Thursday, August 16, 2007

Creating congestion

Oh goody, more money is headed for "congestion relief" on our roadways. What does "congestion relief" consist of? Let us count the ways:
  1. More bus lanes downtown
  2. Turning Hennepin into a two-way street again
  3. "Priced dynamic shoulder lanes" - toll lanes on 35W from 46th to downtown
  4. Add a HOV lane/"priced dynamic shoulder lane" from 66th to 45th (both directions)
  5. Parking spaces for Park and Rides
  6. Shoulder expansion on Cedar for buses.


In creating parking spaces at park-and-rides, are they going to put in bike cages? Why do rich people get their own lanes? Are they going to spend any money on making the bus infrastructure better (better buses, better pay for drivers, more routes, etc.)?

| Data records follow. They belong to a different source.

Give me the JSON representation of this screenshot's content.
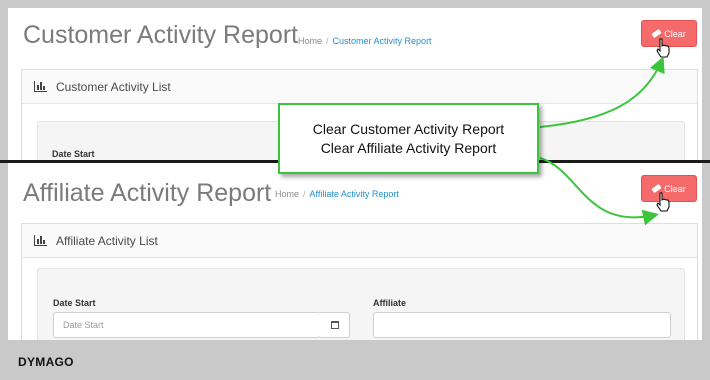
{
  "customer_report": {
    "title": "Customer Activity Report",
    "breadcrumb": [
      "Home",
      "Customer Activity Report"
    ],
    "clear_label": "Clear",
    "panel_title": "Customer Activity List",
    "date_start_label": "Date Start"
  },
  "affiliate_report": {
    "title": "Affiliate Activity Report",
    "breadcrumb": [
      "Home",
      "Affiliate Activity Report"
    ],
    "clear_label": "Clear",
    "panel_title": "Affiliate Activity List",
    "date_start_label": "Date Start",
    "date_start_placeholder": "Date Start",
    "affiliate_label": "Affiliate",
    "affiliate_value": ""
  },
  "callout": {
    "line1": "Clear Customer Activity Report",
    "line2": "Clear Affiliate Activity Report"
  },
  "brand": "DYMAGO",
  "colors": {
    "clear_button": "#f56b6b",
    "callout_border": "#3dc43d",
    "link": "#1e91cf"
  }
}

What irks me the most about all of this is the HOV lane nonsense. Lemme see if I have this right; you are expanding the freeway through my neighborhood to add two more lanes to relieve congestion. Except when traffic is the heaviest you can't actually use the lane unless you pay or have a carpool. Minnesotans (and probably Exurbia in general) don't like to be with others (that's why they live in Exurbia) so I'll assume that no one will carpool because, if the HOV lanes on 394 are any indication, they aren't.

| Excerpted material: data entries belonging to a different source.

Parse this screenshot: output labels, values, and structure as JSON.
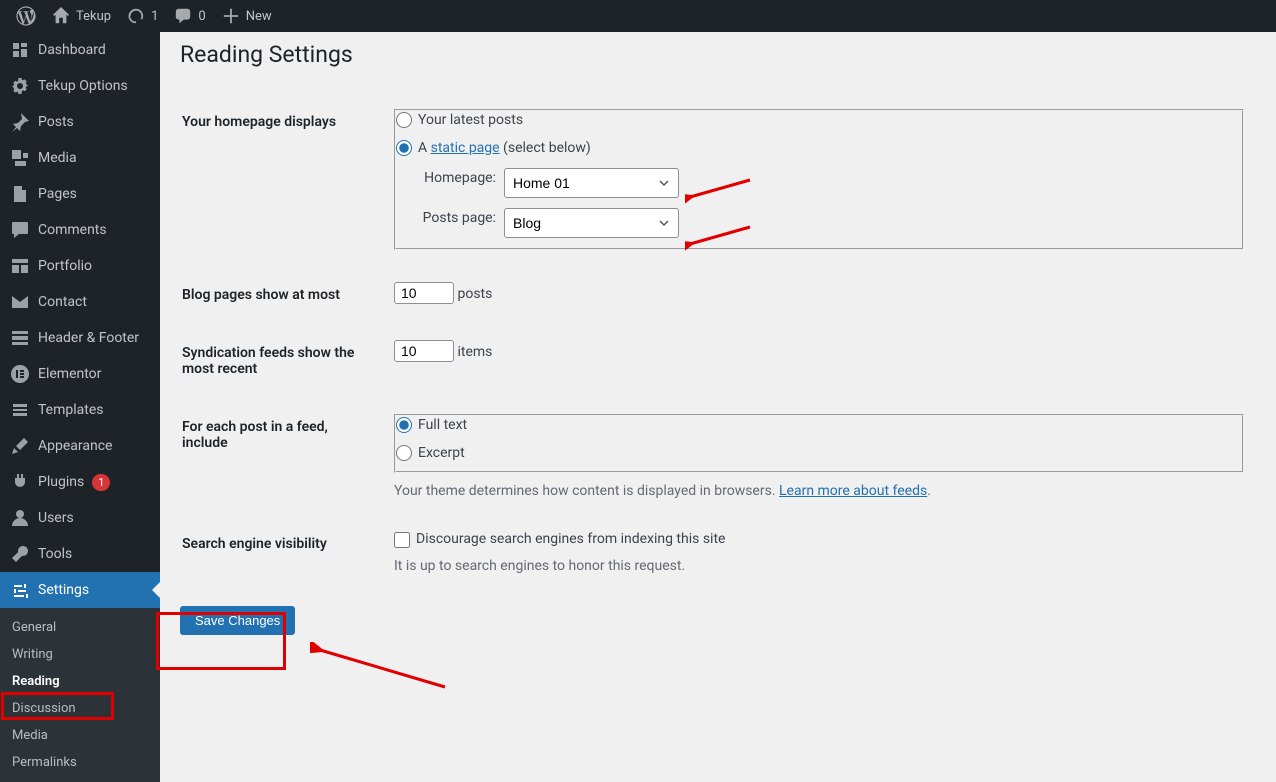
{
  "toolbar": {
    "site_name": "Tekup",
    "updates_count": "1",
    "comments_count": "0",
    "new_label": "New"
  },
  "sidebar": {
    "dashboard": "Dashboard",
    "tekup_options": "Tekup Options",
    "posts": "Posts",
    "media": "Media",
    "pages": "Pages",
    "comments": "Comments",
    "portfolio": "Portfolio",
    "contact": "Contact",
    "header_footer": "Header & Footer",
    "elementor": "Elementor",
    "templates": "Templates",
    "appearance": "Appearance",
    "plugins": "Plugins",
    "plugins_badge": "1",
    "users": "Users",
    "tools": "Tools",
    "settings": "Settings",
    "sub": {
      "general": "General",
      "writing": "Writing",
      "reading": "Reading",
      "discussion": "Discussion",
      "media": "Media",
      "permalinks": "Permalinks"
    }
  },
  "page": {
    "title": "Reading Settings",
    "homepage_displays_label": "Your homepage displays",
    "latest_posts_label": "Your latest posts",
    "static_page_prefix": "A ",
    "static_page_link": "static page",
    "static_page_suffix": " (select below)",
    "homepage_label": "Homepage:",
    "homepage_value": "Home 01",
    "posts_page_label": "Posts page:",
    "posts_page_value": "Blog",
    "blog_pages_label": "Blog pages show at most",
    "blog_pages_value": "10",
    "blog_pages_unit": "posts",
    "syndication_label": "Syndication feeds show the most recent",
    "syndication_value": "10",
    "syndication_unit": "items",
    "feed_include_label": "For each post in a feed, include",
    "feed_full_text": "Full text",
    "feed_excerpt": "Excerpt",
    "feed_desc_prefix": "Your theme determines how content is displayed in browsers. ",
    "feed_desc_link": "Learn more about feeds",
    "feed_desc_suffix": ".",
    "search_visibility_label": "Search engine visibility",
    "search_discourage": "Discourage search engines from indexing this site",
    "search_note": "It is up to search engines to honor this request.",
    "save_label": "Save Changes"
  }
}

Adding lanes doesn't help traffic -- it just creates more traffic. Alternatives to driving are what is needed and nobody wants alternatives. I apologize to you southern suburbanites -- we're paving our neighborhoods as quickly as we can, but you keep buying bigger and bigger SUVs and we just can't keep up with the road building that you desperately need.

All I can hope is that the popularity of the light rail and it's greater than expected ridership may, just possibly, convince deepest, darkest suburbia to consider mass transit as a way to increase mobility without the continued creep, creep, creep of road building.

2 comments:

Smudgemo said...

Congestion relief does NOT consist of reducing usage. This is America, you know.

brother yam said...

All about the gratification, baby.

I wonder what future generations will think of us. "What were they thinking? Didn't they see how stupid this all is?"